ExxonMobil Gives Green Progress Report, but Investors Want More

IRVING, TX — ExxonMobil shed light on how it is expanding the world's energy supply while reducing its environmental impacts on Tuesday, the day before the oil giant faces a shareholder vote to force more disclosure on its Canadian oil sands investments.

In its 2009 Corporate Citizenship Report released Tuesday, ExxonMobil announced it has reduced its greenhouse gas emissions by more than 2 percent last year, or roughly three million metric tons. The company improved its energy efficiency by 1 percent, and cut upstream hydrocarbon flaring by 23 percent. Overseeing all of this is a newly established position of global GHG manager.

Over the last five years, ExxonMobil has dedicated $1.3 billion to improving its energy efficiency, with the overarching goal of increasing efficiency in its refining and chemical operations by more than 10 percent between 2002 and 2012.

Yet some investors are challenging the company to offer more information on its controversial development of resources from the Canadian oil sands, reviled by environmentalists for the vast amounts of energy and water needed to coax the bitumen from sand and clay. The oil sands are home to the second largest oil reserves in the world, but the greenhouse gas emissions associated with the oil are at least 10 percent greater than conventional sources.

In addition to environmental issues, oil sands operations have been the focus of multiple lawsuits from local Aboriginal communities.

"Companies are increasingly being forced to pay the price for the environmental damage caused by their oil sands operations," Shelley Alpern, director of social research and advocacy at Trillium Asset Management Corp., said in a statement. "Given the extra-long investment horizons of oil sands projects, shareholders must know how companies are preparing for these costs and mitigating future risks."

Trillium, along with a group of socially responsible investors, including Green Century Capital Management and the Congregation of the Sisters of the Holy Names of Jesus and Mary, filed the oil sands proposal to get ExxonMobil to adequately report by August on how possible risks related to oil sands development may impact the company's long-term finances and operations.

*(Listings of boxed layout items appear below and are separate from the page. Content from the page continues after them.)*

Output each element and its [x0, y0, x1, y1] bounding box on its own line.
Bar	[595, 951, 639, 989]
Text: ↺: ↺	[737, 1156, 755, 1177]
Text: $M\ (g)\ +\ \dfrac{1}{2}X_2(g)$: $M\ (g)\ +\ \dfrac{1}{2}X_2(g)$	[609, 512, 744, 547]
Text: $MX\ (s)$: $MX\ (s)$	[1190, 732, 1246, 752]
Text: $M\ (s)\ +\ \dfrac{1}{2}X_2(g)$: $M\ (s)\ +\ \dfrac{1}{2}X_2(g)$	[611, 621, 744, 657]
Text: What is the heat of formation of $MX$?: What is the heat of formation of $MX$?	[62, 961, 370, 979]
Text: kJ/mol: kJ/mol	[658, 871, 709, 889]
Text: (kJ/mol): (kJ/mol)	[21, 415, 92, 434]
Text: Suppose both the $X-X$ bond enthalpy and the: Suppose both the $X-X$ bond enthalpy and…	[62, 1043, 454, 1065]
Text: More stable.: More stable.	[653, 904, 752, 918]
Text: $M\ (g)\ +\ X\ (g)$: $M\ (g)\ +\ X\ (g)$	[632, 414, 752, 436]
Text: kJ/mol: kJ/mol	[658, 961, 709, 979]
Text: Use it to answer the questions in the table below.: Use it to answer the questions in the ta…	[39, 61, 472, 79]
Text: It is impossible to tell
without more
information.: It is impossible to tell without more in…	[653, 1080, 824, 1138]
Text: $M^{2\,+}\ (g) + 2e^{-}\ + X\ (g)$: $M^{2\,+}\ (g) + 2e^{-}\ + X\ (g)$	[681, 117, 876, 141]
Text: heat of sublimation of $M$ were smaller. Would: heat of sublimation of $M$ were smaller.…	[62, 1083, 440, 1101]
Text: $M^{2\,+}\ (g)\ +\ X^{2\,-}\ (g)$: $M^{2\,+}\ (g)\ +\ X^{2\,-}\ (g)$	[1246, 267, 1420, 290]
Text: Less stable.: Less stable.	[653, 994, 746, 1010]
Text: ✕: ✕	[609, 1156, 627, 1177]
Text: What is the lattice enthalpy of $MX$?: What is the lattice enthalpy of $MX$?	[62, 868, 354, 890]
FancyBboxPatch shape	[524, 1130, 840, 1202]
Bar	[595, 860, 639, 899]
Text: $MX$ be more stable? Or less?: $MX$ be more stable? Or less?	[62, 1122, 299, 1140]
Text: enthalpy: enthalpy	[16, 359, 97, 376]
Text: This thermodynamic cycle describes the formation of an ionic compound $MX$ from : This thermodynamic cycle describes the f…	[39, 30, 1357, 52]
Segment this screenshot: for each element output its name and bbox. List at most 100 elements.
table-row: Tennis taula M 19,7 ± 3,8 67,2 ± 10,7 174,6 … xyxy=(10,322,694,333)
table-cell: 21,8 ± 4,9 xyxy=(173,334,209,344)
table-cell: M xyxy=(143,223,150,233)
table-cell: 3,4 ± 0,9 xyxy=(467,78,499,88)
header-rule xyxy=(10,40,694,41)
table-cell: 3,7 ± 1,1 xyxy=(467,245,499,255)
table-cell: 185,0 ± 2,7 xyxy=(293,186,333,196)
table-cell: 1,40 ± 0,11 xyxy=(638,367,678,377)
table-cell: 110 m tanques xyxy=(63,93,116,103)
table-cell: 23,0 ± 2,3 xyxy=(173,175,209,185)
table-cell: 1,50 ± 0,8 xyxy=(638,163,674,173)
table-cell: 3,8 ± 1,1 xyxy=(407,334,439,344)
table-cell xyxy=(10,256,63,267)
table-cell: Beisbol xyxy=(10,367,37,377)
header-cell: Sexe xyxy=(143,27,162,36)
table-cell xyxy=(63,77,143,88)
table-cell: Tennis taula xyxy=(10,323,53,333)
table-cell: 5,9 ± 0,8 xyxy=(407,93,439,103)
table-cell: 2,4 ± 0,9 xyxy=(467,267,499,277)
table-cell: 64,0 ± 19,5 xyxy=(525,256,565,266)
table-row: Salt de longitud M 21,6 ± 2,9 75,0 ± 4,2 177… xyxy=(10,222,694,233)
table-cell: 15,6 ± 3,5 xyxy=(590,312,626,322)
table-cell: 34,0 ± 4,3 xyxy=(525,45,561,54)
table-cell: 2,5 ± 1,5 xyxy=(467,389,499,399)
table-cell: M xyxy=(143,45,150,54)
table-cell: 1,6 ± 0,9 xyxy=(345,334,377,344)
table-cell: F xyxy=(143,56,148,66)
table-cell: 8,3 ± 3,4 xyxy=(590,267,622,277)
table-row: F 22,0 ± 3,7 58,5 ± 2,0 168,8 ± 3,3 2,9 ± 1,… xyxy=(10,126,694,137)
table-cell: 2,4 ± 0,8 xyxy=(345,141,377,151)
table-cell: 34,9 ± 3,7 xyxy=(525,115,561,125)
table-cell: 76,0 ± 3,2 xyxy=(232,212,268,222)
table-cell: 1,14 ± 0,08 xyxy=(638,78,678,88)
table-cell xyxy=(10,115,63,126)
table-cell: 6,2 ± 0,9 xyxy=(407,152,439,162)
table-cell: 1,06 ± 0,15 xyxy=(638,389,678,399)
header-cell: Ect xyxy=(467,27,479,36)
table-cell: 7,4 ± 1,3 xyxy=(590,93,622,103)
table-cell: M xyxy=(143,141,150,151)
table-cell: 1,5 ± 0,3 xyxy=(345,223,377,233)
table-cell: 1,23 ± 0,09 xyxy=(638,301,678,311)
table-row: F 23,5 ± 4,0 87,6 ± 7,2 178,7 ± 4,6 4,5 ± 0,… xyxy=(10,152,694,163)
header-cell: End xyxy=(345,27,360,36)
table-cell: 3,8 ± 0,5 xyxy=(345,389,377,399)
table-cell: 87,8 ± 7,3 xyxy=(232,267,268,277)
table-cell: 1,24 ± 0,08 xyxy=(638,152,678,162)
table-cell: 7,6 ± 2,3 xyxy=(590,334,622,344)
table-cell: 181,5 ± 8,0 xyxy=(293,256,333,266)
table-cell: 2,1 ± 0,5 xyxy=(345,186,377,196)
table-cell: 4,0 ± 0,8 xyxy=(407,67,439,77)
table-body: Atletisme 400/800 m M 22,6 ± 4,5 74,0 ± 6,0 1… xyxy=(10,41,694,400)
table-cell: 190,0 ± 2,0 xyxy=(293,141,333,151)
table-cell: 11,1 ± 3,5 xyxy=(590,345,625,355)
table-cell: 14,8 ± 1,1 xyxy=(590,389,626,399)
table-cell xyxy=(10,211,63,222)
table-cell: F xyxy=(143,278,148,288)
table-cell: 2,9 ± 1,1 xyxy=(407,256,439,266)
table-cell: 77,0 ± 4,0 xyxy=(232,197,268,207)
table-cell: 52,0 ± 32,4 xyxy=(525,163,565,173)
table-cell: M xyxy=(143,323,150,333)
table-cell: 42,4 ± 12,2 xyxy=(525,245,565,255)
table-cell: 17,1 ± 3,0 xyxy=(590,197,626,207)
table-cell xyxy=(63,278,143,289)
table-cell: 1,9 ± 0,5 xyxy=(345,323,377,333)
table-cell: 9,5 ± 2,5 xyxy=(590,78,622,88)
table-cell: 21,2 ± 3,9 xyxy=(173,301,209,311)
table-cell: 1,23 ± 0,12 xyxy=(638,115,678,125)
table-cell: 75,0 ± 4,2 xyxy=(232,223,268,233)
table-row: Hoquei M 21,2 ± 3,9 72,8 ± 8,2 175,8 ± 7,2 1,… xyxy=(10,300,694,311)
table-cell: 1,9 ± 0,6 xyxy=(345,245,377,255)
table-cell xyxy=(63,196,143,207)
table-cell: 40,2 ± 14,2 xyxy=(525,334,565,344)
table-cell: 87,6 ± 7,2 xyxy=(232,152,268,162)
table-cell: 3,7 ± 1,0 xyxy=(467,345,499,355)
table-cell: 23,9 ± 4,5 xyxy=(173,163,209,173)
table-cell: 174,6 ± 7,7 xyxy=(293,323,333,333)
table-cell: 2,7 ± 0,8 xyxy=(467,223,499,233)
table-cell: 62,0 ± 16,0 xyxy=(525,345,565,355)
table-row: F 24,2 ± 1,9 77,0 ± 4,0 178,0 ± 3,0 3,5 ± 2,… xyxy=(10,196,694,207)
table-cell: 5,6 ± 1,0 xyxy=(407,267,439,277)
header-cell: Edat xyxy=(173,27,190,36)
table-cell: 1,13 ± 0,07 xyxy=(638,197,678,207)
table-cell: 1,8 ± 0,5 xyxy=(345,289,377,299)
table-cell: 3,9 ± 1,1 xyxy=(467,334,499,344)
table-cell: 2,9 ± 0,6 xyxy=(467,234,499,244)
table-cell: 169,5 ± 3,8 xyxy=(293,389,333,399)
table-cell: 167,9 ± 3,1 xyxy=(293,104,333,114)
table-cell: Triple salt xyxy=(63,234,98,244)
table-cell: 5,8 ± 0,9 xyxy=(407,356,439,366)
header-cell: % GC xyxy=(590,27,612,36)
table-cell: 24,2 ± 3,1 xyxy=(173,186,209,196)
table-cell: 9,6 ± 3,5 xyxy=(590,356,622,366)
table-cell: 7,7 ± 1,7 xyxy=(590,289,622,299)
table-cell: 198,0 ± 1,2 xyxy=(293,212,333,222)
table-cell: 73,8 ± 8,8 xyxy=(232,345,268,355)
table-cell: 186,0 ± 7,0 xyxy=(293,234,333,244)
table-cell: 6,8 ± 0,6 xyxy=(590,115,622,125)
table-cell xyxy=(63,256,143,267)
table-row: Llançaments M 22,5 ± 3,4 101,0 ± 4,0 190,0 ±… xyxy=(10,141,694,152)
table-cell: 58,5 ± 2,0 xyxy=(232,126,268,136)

According to Green Century, Nexen oil company dedicated more than three pages in its financial filings to the U.S. Securities and Exchange Commission on risks it faces from oil sands projects.

In its 2009 Global Citizen Report, ExxonMobil acknowledged concerns over water and energy use in oil sands operations, saying it and its affiliate, Imperial Oil Ltd., have taken steps reduce energy and water intensity. The company's Kearl project was designed to use a lower-energy extraction process and cogeneration, which will reduce emissions by 500,000 metric tons in the project's first phase.

ExxonMobil isn't the first oil company to face a shareholder revolt over transparency issues. Last month, days before the Gulf oil explosion and leak, BP shareholder rejected a resolution to force the company to publicly discuss risks related to its own oil sands operations. Six percent of investors voted for the resolution, which its filers considered to be a success.

ExxonMobil, which advocates a carbon tax rather than a cap-and-trade to regulate emissions in its sector, estimates global energy demand will increase by nearly 35 percent between 2005 and 2030. The company recently placed third in sustainability rankings from Two Tomorrows.